I ate raisins constantly.

is understood as an action taken repeatedly and completed in the past, because of the use of the adverb of time "constantly." Most of the examples of the Spanish imperfect I found also used a similar term--"a menudo," "cada dia". In English, combining one of these words with the past tense expresses the imperfect.

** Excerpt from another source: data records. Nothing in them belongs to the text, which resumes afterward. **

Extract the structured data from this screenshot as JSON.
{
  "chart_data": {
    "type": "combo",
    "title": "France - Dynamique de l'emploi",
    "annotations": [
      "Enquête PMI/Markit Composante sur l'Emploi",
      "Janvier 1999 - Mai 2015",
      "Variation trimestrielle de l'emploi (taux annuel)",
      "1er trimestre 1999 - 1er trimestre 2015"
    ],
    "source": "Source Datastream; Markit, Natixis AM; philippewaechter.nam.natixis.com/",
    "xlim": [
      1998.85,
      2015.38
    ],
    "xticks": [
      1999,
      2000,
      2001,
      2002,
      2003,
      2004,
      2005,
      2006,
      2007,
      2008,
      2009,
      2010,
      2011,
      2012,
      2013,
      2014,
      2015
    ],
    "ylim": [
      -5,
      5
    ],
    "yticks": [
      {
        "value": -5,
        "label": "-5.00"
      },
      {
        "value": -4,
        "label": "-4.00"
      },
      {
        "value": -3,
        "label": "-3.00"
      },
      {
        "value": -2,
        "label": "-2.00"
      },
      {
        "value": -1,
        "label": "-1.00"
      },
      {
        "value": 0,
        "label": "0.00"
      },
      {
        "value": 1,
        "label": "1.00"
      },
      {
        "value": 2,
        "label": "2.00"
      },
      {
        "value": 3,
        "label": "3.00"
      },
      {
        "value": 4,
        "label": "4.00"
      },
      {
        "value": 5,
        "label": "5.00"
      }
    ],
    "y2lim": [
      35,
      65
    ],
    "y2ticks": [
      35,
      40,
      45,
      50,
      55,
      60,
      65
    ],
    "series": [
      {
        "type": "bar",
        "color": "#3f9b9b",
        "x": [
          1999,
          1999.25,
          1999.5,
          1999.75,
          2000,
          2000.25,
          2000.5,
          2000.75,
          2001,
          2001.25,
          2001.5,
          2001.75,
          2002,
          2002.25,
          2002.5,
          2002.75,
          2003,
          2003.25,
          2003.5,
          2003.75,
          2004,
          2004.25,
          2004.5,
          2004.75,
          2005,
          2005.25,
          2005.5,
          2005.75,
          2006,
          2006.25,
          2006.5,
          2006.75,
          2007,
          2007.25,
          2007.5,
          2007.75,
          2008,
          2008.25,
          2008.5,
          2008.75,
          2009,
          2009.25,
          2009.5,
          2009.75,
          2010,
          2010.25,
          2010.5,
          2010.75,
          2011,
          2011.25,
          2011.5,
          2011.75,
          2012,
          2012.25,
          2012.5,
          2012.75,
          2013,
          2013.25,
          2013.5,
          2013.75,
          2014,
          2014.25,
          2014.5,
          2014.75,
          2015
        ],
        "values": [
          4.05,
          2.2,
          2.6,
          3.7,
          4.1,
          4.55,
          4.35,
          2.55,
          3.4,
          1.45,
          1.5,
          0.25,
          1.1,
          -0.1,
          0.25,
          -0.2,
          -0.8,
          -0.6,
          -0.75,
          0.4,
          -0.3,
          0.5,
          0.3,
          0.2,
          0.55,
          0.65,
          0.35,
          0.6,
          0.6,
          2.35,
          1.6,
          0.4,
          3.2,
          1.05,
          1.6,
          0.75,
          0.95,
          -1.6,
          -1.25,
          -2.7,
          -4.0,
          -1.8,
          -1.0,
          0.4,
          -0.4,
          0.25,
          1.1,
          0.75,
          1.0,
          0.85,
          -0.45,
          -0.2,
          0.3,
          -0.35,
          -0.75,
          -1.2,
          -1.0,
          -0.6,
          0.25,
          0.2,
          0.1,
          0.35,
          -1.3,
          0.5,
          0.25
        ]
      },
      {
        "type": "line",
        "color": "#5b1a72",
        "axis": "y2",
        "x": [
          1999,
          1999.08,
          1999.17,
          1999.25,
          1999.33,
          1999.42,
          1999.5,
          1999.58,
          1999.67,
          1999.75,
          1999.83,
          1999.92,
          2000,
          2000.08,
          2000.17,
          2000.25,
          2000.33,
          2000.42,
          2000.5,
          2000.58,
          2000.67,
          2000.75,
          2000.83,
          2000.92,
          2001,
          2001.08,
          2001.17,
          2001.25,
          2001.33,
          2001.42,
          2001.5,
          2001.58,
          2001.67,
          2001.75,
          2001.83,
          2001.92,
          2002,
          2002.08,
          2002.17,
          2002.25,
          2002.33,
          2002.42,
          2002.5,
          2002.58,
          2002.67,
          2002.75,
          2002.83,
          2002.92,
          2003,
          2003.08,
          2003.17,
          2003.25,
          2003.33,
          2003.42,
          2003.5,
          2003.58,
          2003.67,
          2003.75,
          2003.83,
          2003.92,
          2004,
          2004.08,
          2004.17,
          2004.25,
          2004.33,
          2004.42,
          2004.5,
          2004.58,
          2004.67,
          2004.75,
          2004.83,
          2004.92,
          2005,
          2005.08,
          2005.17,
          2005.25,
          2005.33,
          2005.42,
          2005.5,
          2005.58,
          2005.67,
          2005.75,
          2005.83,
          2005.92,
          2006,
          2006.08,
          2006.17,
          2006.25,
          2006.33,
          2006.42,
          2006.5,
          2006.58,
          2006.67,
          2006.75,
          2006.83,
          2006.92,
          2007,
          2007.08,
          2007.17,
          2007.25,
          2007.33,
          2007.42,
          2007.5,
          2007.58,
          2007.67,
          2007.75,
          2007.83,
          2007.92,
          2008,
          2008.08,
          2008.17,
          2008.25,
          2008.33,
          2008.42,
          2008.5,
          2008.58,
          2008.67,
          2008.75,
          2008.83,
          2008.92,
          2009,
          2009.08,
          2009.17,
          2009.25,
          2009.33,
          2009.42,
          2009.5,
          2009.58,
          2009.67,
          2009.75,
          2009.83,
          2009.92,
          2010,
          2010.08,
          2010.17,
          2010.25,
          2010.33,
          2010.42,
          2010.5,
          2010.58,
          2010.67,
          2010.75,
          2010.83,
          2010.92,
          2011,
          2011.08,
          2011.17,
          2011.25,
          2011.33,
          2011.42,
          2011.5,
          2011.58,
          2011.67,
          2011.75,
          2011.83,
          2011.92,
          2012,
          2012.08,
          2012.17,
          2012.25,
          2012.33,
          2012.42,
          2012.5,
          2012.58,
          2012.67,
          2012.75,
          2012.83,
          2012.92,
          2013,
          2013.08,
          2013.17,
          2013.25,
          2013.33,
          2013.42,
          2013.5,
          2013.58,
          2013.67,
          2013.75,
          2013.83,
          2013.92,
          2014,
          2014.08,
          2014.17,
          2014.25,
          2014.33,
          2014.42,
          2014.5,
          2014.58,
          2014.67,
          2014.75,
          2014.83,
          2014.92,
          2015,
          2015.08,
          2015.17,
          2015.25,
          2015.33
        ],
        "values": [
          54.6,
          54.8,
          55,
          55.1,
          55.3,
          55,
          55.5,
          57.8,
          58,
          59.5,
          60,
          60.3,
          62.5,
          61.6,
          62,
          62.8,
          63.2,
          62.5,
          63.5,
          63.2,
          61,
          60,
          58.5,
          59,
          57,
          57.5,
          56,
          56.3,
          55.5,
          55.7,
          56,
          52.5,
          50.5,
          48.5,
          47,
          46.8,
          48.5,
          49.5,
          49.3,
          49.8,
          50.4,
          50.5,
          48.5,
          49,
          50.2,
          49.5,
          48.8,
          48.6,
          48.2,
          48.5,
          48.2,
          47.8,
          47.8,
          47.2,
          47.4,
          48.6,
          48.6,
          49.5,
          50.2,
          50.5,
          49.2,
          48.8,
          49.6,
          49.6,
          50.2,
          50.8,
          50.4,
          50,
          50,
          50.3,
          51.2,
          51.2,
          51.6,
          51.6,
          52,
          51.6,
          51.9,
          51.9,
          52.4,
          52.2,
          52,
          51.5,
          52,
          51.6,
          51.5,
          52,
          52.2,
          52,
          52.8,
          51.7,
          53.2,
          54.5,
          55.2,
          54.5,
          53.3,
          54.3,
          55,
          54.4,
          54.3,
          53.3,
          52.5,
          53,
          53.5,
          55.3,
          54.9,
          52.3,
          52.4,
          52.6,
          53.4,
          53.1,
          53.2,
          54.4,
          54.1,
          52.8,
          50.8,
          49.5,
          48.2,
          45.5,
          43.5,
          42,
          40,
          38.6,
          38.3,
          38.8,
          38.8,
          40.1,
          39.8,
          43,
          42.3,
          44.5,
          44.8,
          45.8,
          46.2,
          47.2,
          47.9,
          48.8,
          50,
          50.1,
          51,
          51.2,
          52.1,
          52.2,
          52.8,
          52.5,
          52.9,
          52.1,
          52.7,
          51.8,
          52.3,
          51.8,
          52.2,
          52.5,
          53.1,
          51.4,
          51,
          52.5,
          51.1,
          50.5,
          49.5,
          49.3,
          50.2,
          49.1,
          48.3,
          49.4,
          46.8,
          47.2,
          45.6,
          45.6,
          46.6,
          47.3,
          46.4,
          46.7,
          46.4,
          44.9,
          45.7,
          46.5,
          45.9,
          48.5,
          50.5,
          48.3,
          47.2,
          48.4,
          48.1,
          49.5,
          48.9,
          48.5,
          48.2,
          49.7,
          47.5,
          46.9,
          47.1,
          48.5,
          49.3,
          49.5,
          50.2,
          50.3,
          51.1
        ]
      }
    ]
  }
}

It's surprising how much can be expressed by context. I'm currently studying Chinese, which doesn't inflect its verbs at all and has no conventional tenses or moods at all. "You shi" can can mean "I am, "I was," or "I will be." When you ask a Chinese speaker how he or she can tell whether it's a statement about the past or future, the Chinese speaker will tell you: if I say "yesterday" it's the past, and if I say "tomorrow," it's the future. The same is, to a lesser extent, true for English. In most cases. even without the verb inflection, you can tell from context whether we're talking about the imperfect or the simple past.

  • 1
    You got it right. No tenses at all in Chinese. We don't even try to think whether it's a statement about the past or future. Time is generally not the key information in our conversation. In a sense, language is just a habit.
    – Kinzle B
    Commented Jul 21, 2014 at 16:14
  • +1, but I think the description of the Spanish imperfect "tense" is not quite right. It seems as if you were actually describing a perfect "tense". See this answer for a comparison.
    – Nico
    Commented Jul 21, 2014 at 17:08
  • My Spanish is just about good enough to order a cerveza and find the baño, so I'm perfectly willing to believe I missed some nuances in the imperfect tense. If you can give me some better examples, I'll edit them in.
    – chapka
    Commented Jul 22, 2014 at 13:48

I study Spanish and I believe we have the same "perfect" tenses in English but no, we don't have a specific "imperfect" past tense. I wouldn't worry about it as you should only have to remember to use the past tense (preterite). Just as the Spanish don't need to use pronouns very often due to the verb inflection confirming who we're talking about, it's usually very obvious if we're talking about something in the past with a set start and finish time as opposed to an action without a specific end. Where it's not obvious, we just add a time frame.

Here's a link with the best verb conjugation layout I've ever come across:


Obviously, you'll only be able to use the one English column! But it should at least provide you (and others) with some insight into the translation.